"Nous vous avions alerté". C'est par ces mots que débute la lettre adressée par la Quadrature du Net aux députés qui avaient voté pour la loi Création & Internet...
Très tôt dans le débat autour d'Hadopi, la Quadrature du Net s'est imposée comme l'un des leaders de l'opposition au projet de loi. Un statut officialisé par les déclaration du cabinet de Christine Albanel, ministre de la Culture, qui avait qualifé la Quadrature de "5 gus dans un garage" afin de minimiser leur action.
Aujourd'hui, les gus exultent de joie. Les sages du Conseil constitutionnel ont censuré le volet répressif du projet de loi transformant Hadopi en un simple organe de prévention, l'empêchant de couper autoritairement l'accès à Internet d'un citoyen - fusse-t-il un pirate - sans l'intervention d'un juge. Internet sera donc traité en liberté fondamentale, les opposants à Hadopi sortent victorieux d'un débat pendant lequel jamais le gouvernement ne semble les avoir écouté.
C'est d'ailleurs la première raison pour laquelle la Quadrature du Net a décidé d'écrire aux députés qui ont voté pour Hadopi. Avec pour objectif de leur rappeler que les citoyens les ont alerté des mois durant sur le caractère liberticide du projet de loi, sans que jamais il ne soit remis en question par une gouvernance à oeillères.
Extrait de cette lettre ouverte, disponible ICI : "Nous vous avions alerté à de multiples reprises sur ces points au cours des mois qui ont précédé son examen. Vous étiez naturellement libre de ne pas suivre notre avis pour vous forger le vôtre.

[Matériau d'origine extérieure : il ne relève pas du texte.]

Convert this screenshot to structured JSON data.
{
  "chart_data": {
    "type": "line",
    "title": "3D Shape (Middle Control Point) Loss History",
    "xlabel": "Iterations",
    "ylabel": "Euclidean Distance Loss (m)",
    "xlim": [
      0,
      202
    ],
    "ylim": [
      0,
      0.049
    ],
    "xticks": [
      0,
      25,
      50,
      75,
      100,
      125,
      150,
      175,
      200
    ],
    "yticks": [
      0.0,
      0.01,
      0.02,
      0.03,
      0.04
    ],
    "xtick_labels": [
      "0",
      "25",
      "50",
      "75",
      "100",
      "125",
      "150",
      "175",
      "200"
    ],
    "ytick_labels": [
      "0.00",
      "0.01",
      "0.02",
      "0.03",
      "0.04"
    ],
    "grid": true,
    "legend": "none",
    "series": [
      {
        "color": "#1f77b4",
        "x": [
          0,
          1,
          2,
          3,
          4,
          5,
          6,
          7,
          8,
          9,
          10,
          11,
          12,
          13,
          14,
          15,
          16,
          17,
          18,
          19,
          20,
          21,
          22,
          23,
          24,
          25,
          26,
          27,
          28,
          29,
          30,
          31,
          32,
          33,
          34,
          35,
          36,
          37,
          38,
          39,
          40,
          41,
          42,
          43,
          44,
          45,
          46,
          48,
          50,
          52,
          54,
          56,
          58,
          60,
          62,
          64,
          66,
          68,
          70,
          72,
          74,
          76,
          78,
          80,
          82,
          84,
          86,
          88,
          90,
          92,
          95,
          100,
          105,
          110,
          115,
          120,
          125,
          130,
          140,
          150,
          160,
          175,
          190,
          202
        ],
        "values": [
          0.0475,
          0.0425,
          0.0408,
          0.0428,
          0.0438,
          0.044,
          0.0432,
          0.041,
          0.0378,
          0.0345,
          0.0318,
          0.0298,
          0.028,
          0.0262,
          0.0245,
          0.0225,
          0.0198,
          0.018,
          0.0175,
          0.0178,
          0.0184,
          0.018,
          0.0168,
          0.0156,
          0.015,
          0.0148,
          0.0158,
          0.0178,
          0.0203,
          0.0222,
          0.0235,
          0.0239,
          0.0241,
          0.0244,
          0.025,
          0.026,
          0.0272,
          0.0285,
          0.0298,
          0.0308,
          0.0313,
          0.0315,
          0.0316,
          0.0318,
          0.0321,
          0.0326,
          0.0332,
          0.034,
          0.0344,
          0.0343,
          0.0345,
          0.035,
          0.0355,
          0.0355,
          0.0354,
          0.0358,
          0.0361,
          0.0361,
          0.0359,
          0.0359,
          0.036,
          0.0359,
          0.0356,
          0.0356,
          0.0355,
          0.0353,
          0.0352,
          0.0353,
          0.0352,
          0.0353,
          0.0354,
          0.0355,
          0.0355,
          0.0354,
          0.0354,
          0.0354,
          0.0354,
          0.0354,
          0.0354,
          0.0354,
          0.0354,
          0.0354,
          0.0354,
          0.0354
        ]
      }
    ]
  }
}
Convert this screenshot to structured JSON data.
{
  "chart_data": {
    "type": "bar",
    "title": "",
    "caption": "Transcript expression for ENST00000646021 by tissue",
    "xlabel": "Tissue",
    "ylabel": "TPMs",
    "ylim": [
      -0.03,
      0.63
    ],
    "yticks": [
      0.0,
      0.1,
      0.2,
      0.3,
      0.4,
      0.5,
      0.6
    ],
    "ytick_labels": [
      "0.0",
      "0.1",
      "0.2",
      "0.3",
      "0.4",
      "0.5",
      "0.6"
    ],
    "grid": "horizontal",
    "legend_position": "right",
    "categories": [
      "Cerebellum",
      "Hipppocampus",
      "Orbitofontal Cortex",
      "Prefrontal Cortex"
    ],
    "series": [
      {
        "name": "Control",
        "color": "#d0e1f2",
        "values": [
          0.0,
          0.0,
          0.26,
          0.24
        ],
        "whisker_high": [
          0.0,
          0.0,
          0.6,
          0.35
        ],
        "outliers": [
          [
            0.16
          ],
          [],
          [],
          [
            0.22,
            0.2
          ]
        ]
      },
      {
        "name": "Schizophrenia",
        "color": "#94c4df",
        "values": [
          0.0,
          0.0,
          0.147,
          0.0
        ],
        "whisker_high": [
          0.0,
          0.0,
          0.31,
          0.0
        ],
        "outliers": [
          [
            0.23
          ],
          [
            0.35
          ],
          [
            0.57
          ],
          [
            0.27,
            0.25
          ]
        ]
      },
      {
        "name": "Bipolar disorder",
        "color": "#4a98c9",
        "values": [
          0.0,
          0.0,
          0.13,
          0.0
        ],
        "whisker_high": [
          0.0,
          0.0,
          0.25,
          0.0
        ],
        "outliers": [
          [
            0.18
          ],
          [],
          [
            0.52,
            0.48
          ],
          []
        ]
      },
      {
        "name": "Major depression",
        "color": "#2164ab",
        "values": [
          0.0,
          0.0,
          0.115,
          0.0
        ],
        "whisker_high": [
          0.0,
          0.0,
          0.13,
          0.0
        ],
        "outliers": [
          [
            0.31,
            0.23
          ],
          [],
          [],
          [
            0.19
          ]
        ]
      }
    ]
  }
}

Mais au-delà de nos propres inquiétudes, ce sont des centaines, sinon des milliers de citoyens, dont nombre de vos électeurs, qui vous ont également alerté sur ces aspects extrêmement préoccupants pour le bon équilibre de notre démocratie. Nous savons que de nombreux députés qui ont approuvé le projet de loi avaient de profonds doutes sur la compatibilité du dispositif proposé avec les droits fondamentaux. Mais les instructions de « silence dans les rangs » relayées par divers responsables ont eu temporairement raison de ces doutes.
Il est très inquiétant pour l'avenir des libertés individuelles en France qu'il ait pu en être ainsi malgré les critiques émises par tant d'institutions, d'analystes et de citoyens contre le projet, et malgré l'importance des enjeux dont témoigne la sévérité de la décision du Conseil constitutionnel".
Pas revancharde, la Quadrature se propose d'être consultée à l'avenir sur les questions relatives au réseau et à Internet.